Proprio ad Ancona, del resto, si è svolta recentemente una manifestazione della rete transfemminista ‘Non Una di Meno’, organizzata proprio per denunciare le possibilità sempre minori di accedere all’interruzione di gravidanza in maniera sicura e libera.
La Bonino conclude il suo articolo augurandosi che, nonostante questa situazione, la legge 194 continui a essere “applicata e rispettata”, spingendo affinché sempre nuovi diritti vengano riconosciuti, da quello di cittadinanza all’eutanasia fino alla cannabis legale.

Come l’aborto diventò legge: storia della 194

La strada che portò alla legge sull’aborto fu particolarmente complessa perché andò a scontrarsi con alcuni ritardi non soltanto legislativi ma anche morali del paese. Prima della sua emanazione, infatti, l’interruzione volontaria di gravidanza era un reato che prevedeva dai 2 ai 5 anni di reclusione per l’esecutore materiale dell’aborto e per la donna che decideva di sottoporvisi.

La scossa alle convinzioni e ai precetti morali del paese arrivò con gli anni Sessanta e l’avanzata dei movimenti femministi, che introdussero modi nuovi di pensare e concepire il corpo femminile e i diritti su di esso rivendicati dalle donne.
Le modifiche legislative, tuttavia, richiesero un lavoro molto più complesso, fatto di discussioni, scontri e, in alcuni casi, veri e propri ‘casi’ sollevati soprattutto dalle iniziative del Partito Radicale, guidato dal segretario Gianfranco Spadaccia.

La prima svolta arrivò il 5 febbraio del 1975 quando venne presentata da Marco Pannella e dal direttore del settimanale L’Espresso Livio Zanetti, la richiesta per un referendum abrogativo dei seguenti articoli del codice penale:

  • articolo n. 546
  • articolo n. 547
  • articolo n. 548
  • articolo n. 549 2º Comma
  • articolo n. 550
  • articolo n. 551
  • articolo n. 552
  • articolo n. 553
  • articolo n. 554
  • articolo n. 555

Tali articoli del codice penale riguardavano reati quali l’aborto su donna consenziente, l’istigazione all’aborto, gli atti abortivi su donna ritenuta incinta o quelli di sterilizzazione, di incitamento a pratiche contro la procreazione, di contagio da sifilide o da blenorragia.

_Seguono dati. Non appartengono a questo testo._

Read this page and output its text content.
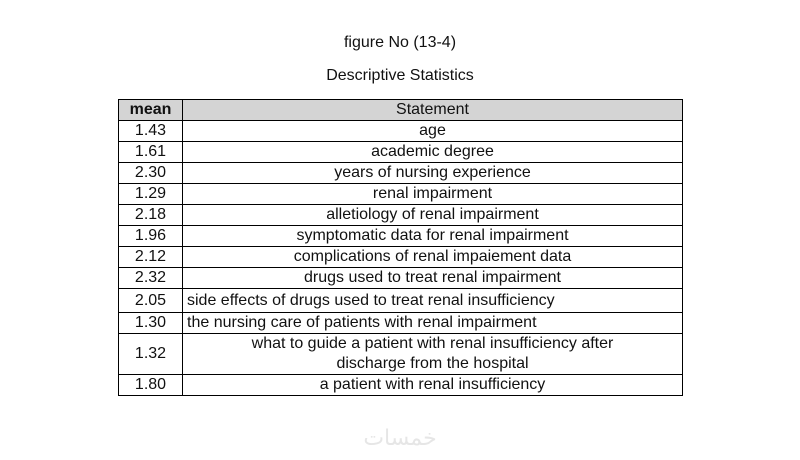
figure No (13-4)
Descriptive Statistics
mean	Statement
1.43	age
1.61	academic degree
2.30	years of nursing experience
1.29	renal impairment
2.18	alletiology of renal impairment
1.96	symptomatic data for renal impairment
2.12	complications of renal impaiement data
2.32	drugs used to treat renal impairment
2.05	side effects of drugs used to treat renal insufficiency
1.30	the nursing care of patients with renal impairment
1.32	what to guide a patient with renal insufficiency after
discharge from the hospital
1.80	a patient with renal insufficiency
خمسات
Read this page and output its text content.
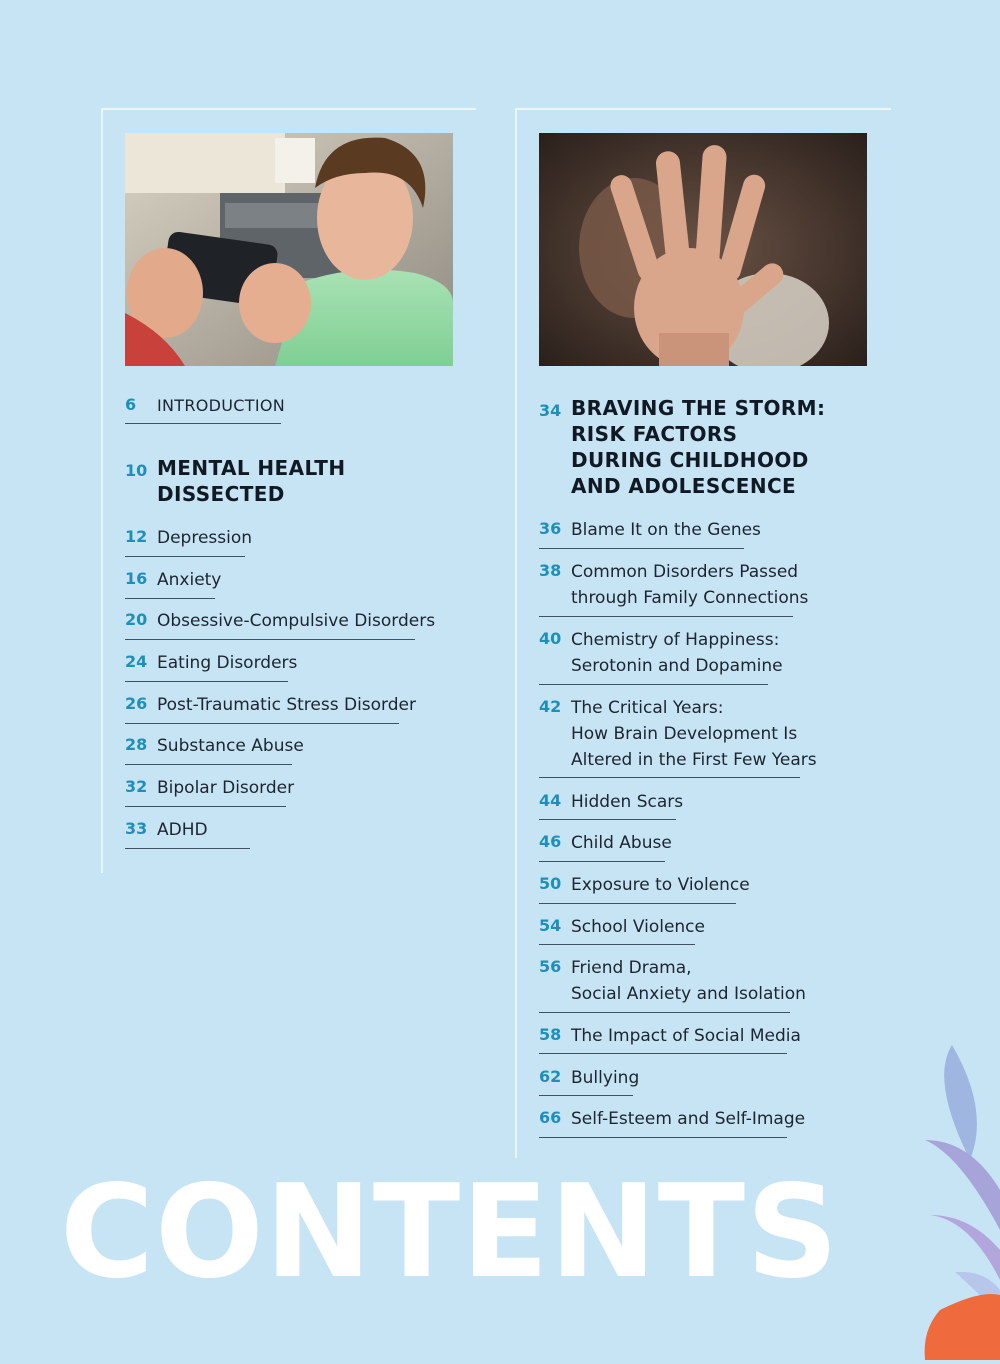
6 INTRODUCTION
10 MENTAL HEALTH
DISSECTED
12 Depression
16 Anxiety
20 Obsessive-Compulsive Disorders
24 Eating Disorders
26 Post-Traumatic Stress Disorder
28 Substance Abuse
32 Bipolar Disorder
33 ADHD
34 BRAVING THE STORM:
RISK FACTORS
DURING CHILDHOOD
AND ADOLESCENCE
36 Blame It on the Genes
38 Common Disorders Passed
through Family Connections
40 Chemistry of Happiness:
Serotonin and Dopamine
42 The Critical Years:
How Brain Development Is
Altered in the First Few Years
44 Hidden Scars
46 Child Abuse
50 Exposure to Violence
54 School Violence
56 Friend Drama,
Social Anxiety and Isolation
58 The Impact of Social Media
62 Bullying
66 Self-Esteem and Self-Image
CONTENTS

Sebbene lo scioglimento anticipato delle Camere costrinse allo slittamento del referendum, il clima sociale, culturale e politico del paese sul tema era ormai cambiato. Diverse furono, quindi, le proposte per introdurre una legge capace di introdurre il diritto all’aborto nell’ordinamento giuridico italiano. Il testo in questione arrivò, finalmente, nel maggio del 1978, con la Legge 194 di quell’anno e a nulla servì il referendum promosso per la sua abrogazione nel 1981 dal ‘Movimento per la vita’, che venne bocciato dagli elettori.